- Directed by: Marc Evans
- Written by: Eoin McNamee
- Produced by: Andrew Eaton; Michael Winterbottom (executive);
- Starring: Stuart Townsend; John Hannah; James Nesbitt; Brenda Fricker;
- Music by: David Holmes
- Distributed by: PolyGram Filmed Entertainment
- Release date: 13 February 1998 (UK);
- Running time: 101 minutes
- Country: United Kingdom
- Language: English
- Budget: $2.5 million
- Box office: £116,841 (UK)

= Resurrection Man (film) =

Resurrection Man is a 1998 Irish extreme horror period drama film, set specifically in Northern Ireland, directed by Marc Evans with a screenplay written by Eoin McNamee based on his novel of the same name. The story is loosely based on the real-life "Shankill Butchers", an Ulster loyalist gang in 1970s Belfast who conducted random killings of Catholic civilians until their leader, Lenny Murphy, was assassinated by a Provisional IRA hit squad.

==Cast==
- Stuart Townsend – Victor Kelly
- John Hannah – Darkie Larche
- James Nesbitt – Ryan
- James Ellis – Coppinger
- Brenda Fricker – Dorcas Kelly
- Geraldine O'Rawe – Heather Graham
- Seán McGinley – Sammy McClure
- George Shane – James Kelly

==Production==
Although set in Belfast, Resurrection Man was not filmed there, with the English cities of Manchester, Liverpool and Warrington serving as the film's locations.

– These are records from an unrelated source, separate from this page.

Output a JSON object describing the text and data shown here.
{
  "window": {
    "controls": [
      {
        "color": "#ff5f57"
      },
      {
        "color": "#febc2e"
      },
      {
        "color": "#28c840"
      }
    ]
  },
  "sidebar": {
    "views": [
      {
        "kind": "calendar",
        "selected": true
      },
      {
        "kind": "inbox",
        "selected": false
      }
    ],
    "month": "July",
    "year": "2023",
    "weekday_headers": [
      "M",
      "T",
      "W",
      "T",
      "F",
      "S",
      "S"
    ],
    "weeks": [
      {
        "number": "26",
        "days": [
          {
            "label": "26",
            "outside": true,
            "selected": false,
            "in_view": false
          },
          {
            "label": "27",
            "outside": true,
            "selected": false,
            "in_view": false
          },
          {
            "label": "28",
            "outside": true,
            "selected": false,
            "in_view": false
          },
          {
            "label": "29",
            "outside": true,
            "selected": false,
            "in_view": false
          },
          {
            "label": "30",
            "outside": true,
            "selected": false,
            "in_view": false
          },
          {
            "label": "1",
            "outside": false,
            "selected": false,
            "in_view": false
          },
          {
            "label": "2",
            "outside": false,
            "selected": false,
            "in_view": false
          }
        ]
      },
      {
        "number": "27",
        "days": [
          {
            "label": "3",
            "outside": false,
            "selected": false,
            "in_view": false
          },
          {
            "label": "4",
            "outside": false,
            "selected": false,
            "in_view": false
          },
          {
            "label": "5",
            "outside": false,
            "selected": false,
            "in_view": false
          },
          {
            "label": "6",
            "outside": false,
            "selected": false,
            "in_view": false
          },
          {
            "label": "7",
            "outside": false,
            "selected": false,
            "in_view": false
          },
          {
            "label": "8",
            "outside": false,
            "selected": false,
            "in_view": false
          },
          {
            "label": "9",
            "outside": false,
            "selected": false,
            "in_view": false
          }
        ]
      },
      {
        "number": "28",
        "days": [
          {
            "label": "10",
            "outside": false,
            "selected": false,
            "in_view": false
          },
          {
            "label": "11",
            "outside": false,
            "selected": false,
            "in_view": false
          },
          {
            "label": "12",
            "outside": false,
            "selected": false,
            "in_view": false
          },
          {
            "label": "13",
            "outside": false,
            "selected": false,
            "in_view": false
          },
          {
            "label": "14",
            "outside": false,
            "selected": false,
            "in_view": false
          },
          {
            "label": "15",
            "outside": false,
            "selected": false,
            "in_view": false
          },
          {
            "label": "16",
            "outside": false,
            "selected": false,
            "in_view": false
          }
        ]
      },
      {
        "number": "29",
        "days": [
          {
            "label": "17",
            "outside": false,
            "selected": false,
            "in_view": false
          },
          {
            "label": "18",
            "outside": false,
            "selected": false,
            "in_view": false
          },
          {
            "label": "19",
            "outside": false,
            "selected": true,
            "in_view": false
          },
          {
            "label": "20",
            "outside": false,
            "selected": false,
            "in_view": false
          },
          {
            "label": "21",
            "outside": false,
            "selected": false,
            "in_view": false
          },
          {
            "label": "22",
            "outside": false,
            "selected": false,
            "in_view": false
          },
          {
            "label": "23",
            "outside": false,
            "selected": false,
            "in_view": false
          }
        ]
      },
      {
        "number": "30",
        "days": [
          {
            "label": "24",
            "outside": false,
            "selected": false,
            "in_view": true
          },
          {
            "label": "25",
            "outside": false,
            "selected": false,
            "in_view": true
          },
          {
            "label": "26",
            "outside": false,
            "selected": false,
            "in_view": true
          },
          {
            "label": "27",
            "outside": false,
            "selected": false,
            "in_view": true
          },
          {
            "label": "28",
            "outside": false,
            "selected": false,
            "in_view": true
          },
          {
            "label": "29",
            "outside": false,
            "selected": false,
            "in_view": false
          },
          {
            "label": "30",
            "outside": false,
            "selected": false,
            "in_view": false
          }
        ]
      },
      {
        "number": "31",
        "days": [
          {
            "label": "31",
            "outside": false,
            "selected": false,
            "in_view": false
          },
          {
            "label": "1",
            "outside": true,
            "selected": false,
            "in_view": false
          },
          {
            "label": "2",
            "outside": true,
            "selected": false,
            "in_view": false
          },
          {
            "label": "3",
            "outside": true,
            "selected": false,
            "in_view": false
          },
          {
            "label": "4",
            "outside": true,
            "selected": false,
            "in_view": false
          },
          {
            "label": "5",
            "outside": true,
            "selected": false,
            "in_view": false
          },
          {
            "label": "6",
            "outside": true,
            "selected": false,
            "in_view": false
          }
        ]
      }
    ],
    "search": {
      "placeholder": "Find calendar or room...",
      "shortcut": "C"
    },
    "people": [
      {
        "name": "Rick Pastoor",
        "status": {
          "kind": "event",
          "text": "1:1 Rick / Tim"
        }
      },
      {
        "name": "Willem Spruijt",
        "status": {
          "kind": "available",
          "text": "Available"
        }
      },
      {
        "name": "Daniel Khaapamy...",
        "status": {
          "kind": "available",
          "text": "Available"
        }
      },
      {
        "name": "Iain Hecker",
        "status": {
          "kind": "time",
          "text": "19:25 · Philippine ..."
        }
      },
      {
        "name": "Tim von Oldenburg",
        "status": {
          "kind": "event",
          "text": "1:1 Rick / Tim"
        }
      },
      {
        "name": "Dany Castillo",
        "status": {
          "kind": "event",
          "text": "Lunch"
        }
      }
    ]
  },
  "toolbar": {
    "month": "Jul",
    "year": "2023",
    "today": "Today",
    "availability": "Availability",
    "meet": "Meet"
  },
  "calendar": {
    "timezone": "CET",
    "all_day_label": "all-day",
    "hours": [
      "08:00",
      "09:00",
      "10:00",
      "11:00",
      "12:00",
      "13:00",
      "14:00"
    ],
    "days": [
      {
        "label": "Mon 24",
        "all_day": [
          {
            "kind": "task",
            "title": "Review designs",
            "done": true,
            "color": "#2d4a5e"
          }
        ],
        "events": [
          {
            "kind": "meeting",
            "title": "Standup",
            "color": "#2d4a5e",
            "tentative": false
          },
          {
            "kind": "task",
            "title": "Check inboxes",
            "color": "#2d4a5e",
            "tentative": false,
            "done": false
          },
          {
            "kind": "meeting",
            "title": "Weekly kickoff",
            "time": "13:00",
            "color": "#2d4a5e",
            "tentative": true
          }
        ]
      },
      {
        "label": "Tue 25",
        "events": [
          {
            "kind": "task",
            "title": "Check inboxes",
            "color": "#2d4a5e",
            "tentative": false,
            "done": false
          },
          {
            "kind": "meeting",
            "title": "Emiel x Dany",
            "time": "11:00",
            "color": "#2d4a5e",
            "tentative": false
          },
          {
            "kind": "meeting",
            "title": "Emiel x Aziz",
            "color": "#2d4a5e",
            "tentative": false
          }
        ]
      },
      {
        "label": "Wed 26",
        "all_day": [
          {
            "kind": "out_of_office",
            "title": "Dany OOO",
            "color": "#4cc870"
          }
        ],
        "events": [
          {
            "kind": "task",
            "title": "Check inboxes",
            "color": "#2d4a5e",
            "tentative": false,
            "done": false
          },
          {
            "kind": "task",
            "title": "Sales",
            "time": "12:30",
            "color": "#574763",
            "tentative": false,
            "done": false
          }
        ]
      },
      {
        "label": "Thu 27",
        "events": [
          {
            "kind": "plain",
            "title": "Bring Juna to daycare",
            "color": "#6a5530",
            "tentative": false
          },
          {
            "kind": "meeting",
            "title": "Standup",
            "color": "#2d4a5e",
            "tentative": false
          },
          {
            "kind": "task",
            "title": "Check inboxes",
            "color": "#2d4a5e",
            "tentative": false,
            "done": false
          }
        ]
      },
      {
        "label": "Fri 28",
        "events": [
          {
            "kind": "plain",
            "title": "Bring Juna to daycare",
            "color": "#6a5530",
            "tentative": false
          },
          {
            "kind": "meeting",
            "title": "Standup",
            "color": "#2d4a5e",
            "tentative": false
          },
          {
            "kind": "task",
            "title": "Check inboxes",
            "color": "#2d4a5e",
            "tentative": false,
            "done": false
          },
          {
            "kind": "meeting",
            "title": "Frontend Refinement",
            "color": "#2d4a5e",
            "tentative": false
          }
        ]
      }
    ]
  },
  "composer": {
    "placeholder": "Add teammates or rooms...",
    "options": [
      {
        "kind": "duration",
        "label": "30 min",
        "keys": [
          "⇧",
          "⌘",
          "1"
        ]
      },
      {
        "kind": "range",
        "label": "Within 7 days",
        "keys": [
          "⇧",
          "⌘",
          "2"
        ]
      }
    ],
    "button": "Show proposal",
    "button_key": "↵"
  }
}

==Critical reception and analysis==
In an essay entitled "Vampire Troubles: Loyalism and Resurrection Man", academic Steve Baker argues that the film can be interpreted as a vampire film, "situating it within a loyalist self image of vampirism". In fact, Stuart Townsend's performance in this film was what prompted Michael Rymer to cast him the role of the Vampire Lestat in Queen of the Damned.